California high school English teacher Dana Dusbiber took to Valerie Strauss's education blog at the Washington Post recently to make an impassioned if familiar argument: Stop teaching Shakespeare in high school.
The question is relevant, as Strauss points out, because the hotly debated Common Core curriculum still expects high school students to be exposed to Shakespeare, who is generally thought to be one of the greatest writers the English language ever produced.
In ninth grade, students are expected to "analyze how an author draws on and transforms source material in a specific work (e.g., how Shakespeare treats a theme or topic from Ovid or the Bible or how a later author draws on a play by Shakespeare)."
And in 11th grade, they should "analyze multiple interpretations of a story, drama or poem, evaluating how each version interprets the source text, including at least one play by Shakespeare."
Stuff and nonsense, says Dusbiber.
"If we only teach students of color, as I have been fortunate to do my entire career, then it is far past the time for us to dispense with our Eurocentric presentation of the literary world," she wrote. "Conversely, if we only teach white students, it is our imperative duty to open them up to a world of diversity through literature that they may never encounter anywhere else in their lives. I admit that this proposal, that we leave Shakespeare out of the English curriculum entirely, will offend many."
Shakespeare, she argues, teaches us nothing about the human condition that we can't learn from a multitude of different sources in more recent and diverse literature, and now that he has been dead for over 400 years, it's time to let him rest in peace.
Strauss did turn her blog over to a counterpoint over the weekend. The respondent was Matthew Truesdale, an English teacher at Wren High School in Piedmont, South Carolina.
"To dismiss Shakespeare on the grounds that life 450 years ago has no relation to life today," Truesdale wrote, "is to dismiss every religious text, every piece of ancient mythology (Greek, African, Native American, etc.), and for that matter, everything that wasn’t written in whatever time defined as 'NOW.' And yes — Shakespeare was in fact a white male. But look at the characters of Othello and Emila (among others), and you’ll see a humane, progressive and even diverse portrayal of the complexities of race and gender."
"If Ms. Dusbiber doesn’t want to teach Shakespeare or doesn’t like Shakespeare or thinks Shakespeare is too hard for her students, then fine let that be her reasoning. Any teacher, myself included, has made decisions to switch out texts based on any number of factors," Truesdale argued. "What she really seems to be saying is that no one should read anything that isn’t just like them, and if that’s her position as an English teacher, then she should maybe consider a different line of work."
Bloomberg columnist Meghan McCardle weighed in as an English major who loves Shakespeare, but remains unclear on why high school students must study him. Before deciding whether to require Shakespeare, she argued, we need to first figure out why we want students to study literature at all, which she finds to be a bit unclear.

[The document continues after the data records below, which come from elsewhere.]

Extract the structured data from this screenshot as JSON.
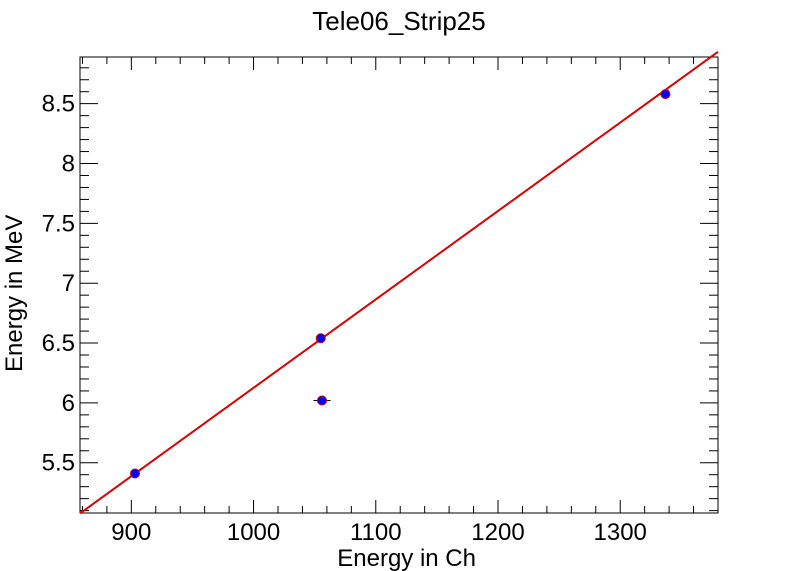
{
  "chart_data": {
    "type": "scatter",
    "title": "Tele06_Strip25",
    "xlabel": "Energy in Ch",
    "ylabel": "Energy in MeV",
    "xlim": [
      858,
      1380
    ],
    "ylim": [
      5.08,
      8.89
    ],
    "xticks": [
      900,
      1000,
      1100,
      1200,
      1300
    ],
    "xtick_labels": [
      "900",
      "1000",
      "1100",
      "1200",
      "1300"
    ],
    "yticks": [
      5.5,
      6,
      6.5,
      7,
      7.5,
      8,
      8.5
    ],
    "ytick_labels": [
      "5.5",
      "6",
      "6.5",
      "7",
      "7.5",
      "8",
      "8.5"
    ],
    "grid": false,
    "series": [
      {
        "kind": "points",
        "points": [
          {
            "x": 903,
            "y": 5.41,
            "xerr": 3
          },
          {
            "x": 1055,
            "y": 6.54,
            "xerr": 3
          },
          {
            "x": 1056,
            "y": 6.02,
            "xerr": 7
          },
          {
            "x": 1337,
            "y": 8.58,
            "xerr": 3
          }
        ],
        "color": "#0000ff",
        "edge_color": "#cc0000"
      },
      {
        "kind": "fit-line",
        "slope": 0.007388,
        "intercept": -1.262,
        "color": "#e00000"
      }
    ]
  }
}
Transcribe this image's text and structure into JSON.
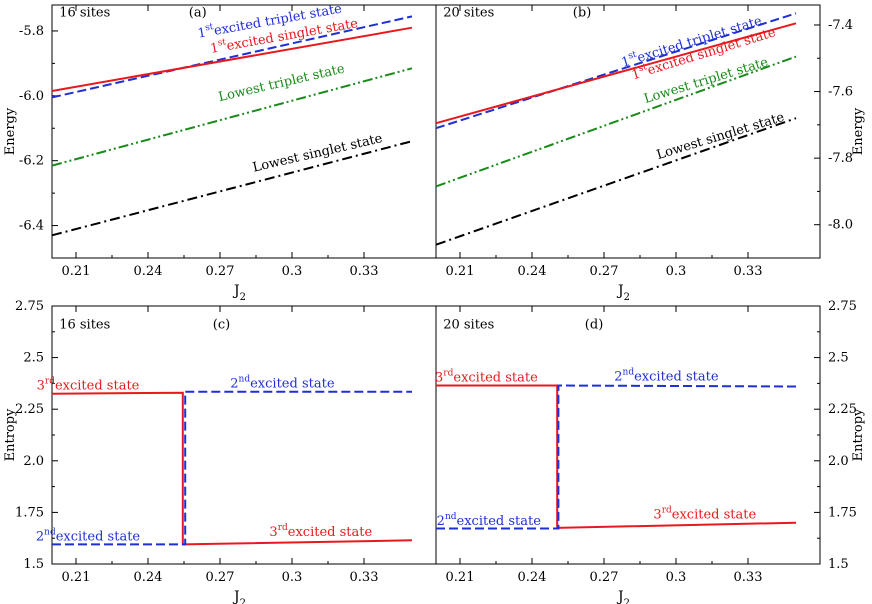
{
  "chart_data": [
    {
      "id": "a",
      "type": "line",
      "panel_label": "(a)",
      "sites_label": "16 sites",
      "xlabel": "J",
      "xlabel_sub": "2",
      "ylabel": "Energy",
      "xlim": [
        0.2,
        0.36
      ],
      "ylim": [
        -6.5,
        -5.72
      ],
      "xticks": [
        0.21,
        0.24,
        0.27,
        0.3,
        0.33
      ],
      "xtick_labels": [
        "0.21",
        "0.24",
        "0.27",
        "0.3",
        "0.33"
      ],
      "yticks": [
        -6.4,
        -6.2,
        -6.0,
        -5.8
      ],
      "ytick_labels": [
        "-6.4",
        "-6.2",
        "-6.0",
        "-5.8"
      ],
      "series": [
        {
          "name": "1st excited triplet state",
          "color": "#1f2fd6",
          "dash": "dashed",
          "x": [
            0.2,
            0.35
          ],
          "y": [
            -6.005,
            -5.755
          ]
        },
        {
          "name": "1st excited singlet state",
          "color": "#e8191e",
          "dash": "solid",
          "x": [
            0.2,
            0.35
          ],
          "y": [
            -5.985,
            -5.79
          ]
        },
        {
          "name": "Lowest triplet state",
          "color": "#1a8a1a",
          "dash": "dashdotdot",
          "x": [
            0.2,
            0.35
          ],
          "y": [
            -6.215,
            -5.915
          ]
        },
        {
          "name": "Lowest singlet state",
          "color": "#000000",
          "dash": "dashdot",
          "x": [
            0.2,
            0.35
          ],
          "y": [
            -6.43,
            -6.14
          ]
        }
      ],
      "annotations": [
        {
          "base": "1",
          "sup": "st",
          "rest": "excited triplet state",
          "color": "#1f2fd6",
          "angle": -10
        },
        {
          "base": "1",
          "sup": "st",
          "rest": "excited singlet state",
          "color": "#e8191e",
          "angle": -10
        },
        {
          "base": "Lowest triplet state",
          "sup": "",
          "rest": "",
          "color": "#1a8a1a",
          "angle": -13
        },
        {
          "base": "Lowest singlet state",
          "sup": "",
          "rest": "",
          "color": "#000000",
          "angle": -13
        }
      ]
    },
    {
      "id": "b",
      "type": "line",
      "panel_label": "(b)",
      "sites_label": "20 sites",
      "xlabel": "J",
      "xlabel_sub": "2",
      "ylabel": "Energy",
      "xlim": [
        0.2,
        0.36
      ],
      "ylim": [
        -8.1,
        -7.34
      ],
      "xticks": [
        0.21,
        0.24,
        0.27,
        0.3,
        0.33
      ],
      "xtick_labels": [
        "0.21",
        "0.24",
        "0.27",
        "0.3",
        "0.33"
      ],
      "yticks": [
        -8.0,
        -7.8,
        -7.6,
        -7.4
      ],
      "ytick_labels": [
        "-8.0",
        "-7.8",
        "-7.6",
        "-7.4"
      ],
      "series": [
        {
          "name": "1st excited triplet state",
          "color": "#1f2fd6",
          "dash": "dashed",
          "x": [
            0.2,
            0.35
          ],
          "y": [
            -7.71,
            -7.365
          ]
        },
        {
          "name": "1st excited singlet state",
          "color": "#e8191e",
          "dash": "solid",
          "x": [
            0.2,
            0.35
          ],
          "y": [
            -7.695,
            -7.395
          ]
        },
        {
          "name": "Lowest triplet state",
          "color": "#1a8a1a",
          "dash": "dashdotdot",
          "x": [
            0.2,
            0.35
          ],
          "y": [
            -7.885,
            -7.495
          ]
        },
        {
          "name": "Lowest singlet state",
          "color": "#000000",
          "dash": "dashdot",
          "x": [
            0.2,
            0.35
          ],
          "y": [
            -8.06,
            -7.68
          ]
        }
      ],
      "annotations": [
        {
          "base": "1",
          "sup": "st",
          "rest": "excited triplet state",
          "color": "#1f2fd6",
          "angle": -17
        },
        {
          "base": "1",
          "sup": "st",
          "rest": "excited singlet state",
          "color": "#e8191e",
          "angle": -17
        },
        {
          "base": "Lowest triplet state",
          "sup": "",
          "rest": "",
          "color": "#1a8a1a",
          "angle": -17
        },
        {
          "base": "Lowest singlet state",
          "sup": "",
          "rest": "",
          "color": "#000000",
          "angle": -17
        }
      ]
    },
    {
      "id": "c",
      "type": "line",
      "panel_label": "(c)",
      "sites_label": "16 sites",
      "xlabel": "J",
      "xlabel_sub": "2",
      "ylabel": "Entropy",
      "xlim": [
        0.2,
        0.36
      ],
      "ylim": [
        1.5,
        2.75
      ],
      "xticks": [
        0.21,
        0.24,
        0.27,
        0.3,
        0.33
      ],
      "xtick_labels": [
        "0.21",
        "0.24",
        "0.27",
        "0.3",
        "0.33"
      ],
      "yticks": [
        1.5,
        1.75,
        2.0,
        2.25,
        2.5,
        2.75
      ],
      "ytick_labels": [
        "1.5",
        "1.75",
        "2.0",
        "2.25",
        "2.5",
        "2.75"
      ],
      "series": [
        {
          "name": "3rd excited state",
          "color": "#e8191e",
          "dash": "solid",
          "x": [
            0.2,
            0.2545,
            0.2545,
            0.35
          ],
          "y": [
            2.325,
            2.33,
            1.595,
            1.615
          ]
        },
        {
          "name": "2nd excited state",
          "color": "#1f2fd6",
          "dash": "dashed",
          "x": [
            0.2,
            0.2555,
            0.2555,
            0.35
          ],
          "y": [
            1.595,
            1.595,
            2.335,
            2.335
          ]
        }
      ],
      "annotations": [
        {
          "base": "3",
          "sup": "rd",
          "rest": "excited state",
          "color": "#e8191e",
          "angle": 0
        },
        {
          "base": "2",
          "sup": "nd",
          "rest": "excited state",
          "color": "#1f2fd6",
          "angle": 0
        },
        {
          "base": "2",
          "sup": "nd",
          "rest": "excited state",
          "color": "#1f2fd6",
          "angle": 0
        },
        {
          "base": "3",
          "sup": "rd",
          "rest": "excited state",
          "color": "#e8191e",
          "angle": 0
        }
      ]
    },
    {
      "id": "d",
      "type": "line",
      "panel_label": "(d)",
      "sites_label": "20 sites",
      "xlabel": "J",
      "xlabel_sub": "2",
      "ylabel": "Entropy",
      "xlim": [
        0.2,
        0.36
      ],
      "ylim": [
        1.5,
        2.75
      ],
      "xticks": [
        0.21,
        0.24,
        0.27,
        0.3,
        0.33
      ],
      "xtick_labels": [
        "0.21",
        "0.24",
        "0.27",
        "0.3",
        "0.33"
      ],
      "yticks": [
        1.5,
        1.75,
        2.0,
        2.25,
        2.5,
        2.75
      ],
      "ytick_labels": [
        "1.5",
        "1.75",
        "2.0",
        "2.25",
        "2.5",
        "2.75"
      ],
      "series": [
        {
          "name": "3rd excited state",
          "color": "#e8191e",
          "dash": "solid",
          "x": [
            0.2,
            0.2505,
            0.2505,
            0.35
          ],
          "y": [
            2.365,
            2.365,
            1.675,
            1.7
          ]
        },
        {
          "name": "2nd excited state",
          "color": "#1f2fd6",
          "dash": "dashed",
          "x": [
            0.2,
            0.251,
            0.251,
            0.35
          ],
          "y": [
            1.672,
            1.672,
            2.365,
            2.36
          ]
        }
      ],
      "annotations": [
        {
          "base": "3",
          "sup": "rd",
          "rest": "excited state",
          "color": "#e8191e",
          "angle": 0
        },
        {
          "base": "2",
          "sup": "nd",
          "rest": "excited state",
          "color": "#1f2fd6",
          "angle": 0
        },
        {
          "base": "2",
          "sup": "nd",
          "rest": "excited state",
          "color": "#1f2fd6",
          "angle": 0
        },
        {
          "base": "3",
          "sup": "rd",
          "rest": "excited state",
          "color": "#e8191e",
          "angle": 0
        }
      ]
    }
  ]
}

"Most people find Shakespeare or John Donne ponderous and dull," McCardle wrote, "joyfully casting them aside as soon as they have earned enough credits to get their diploma. Why are we putting this clear majority of the American people through something they find so distasteful?"
But at The New Republic, Elizabeth Stoker Bruenig responded with a "progressive case for teaching Shakespeare." Bruenig acknowledged that Shakespeare and other long dead authors lived lives and lived in worlds that are radically different from our own. But she countered with a defense of both history and literature as offering windows into alternative modes of being that break up our assumptions about how things are and must be.
"Eventually," she wrote, "all living authors will be long-dead authors, and all texts will be the scribblings of persons who knew nothing of the way we live now. But it seems remarkably dangerous to venture down a path of ignoring authors who have been gone too long, or who were (necessarily) ill-acquainted with the precise modes of modern living."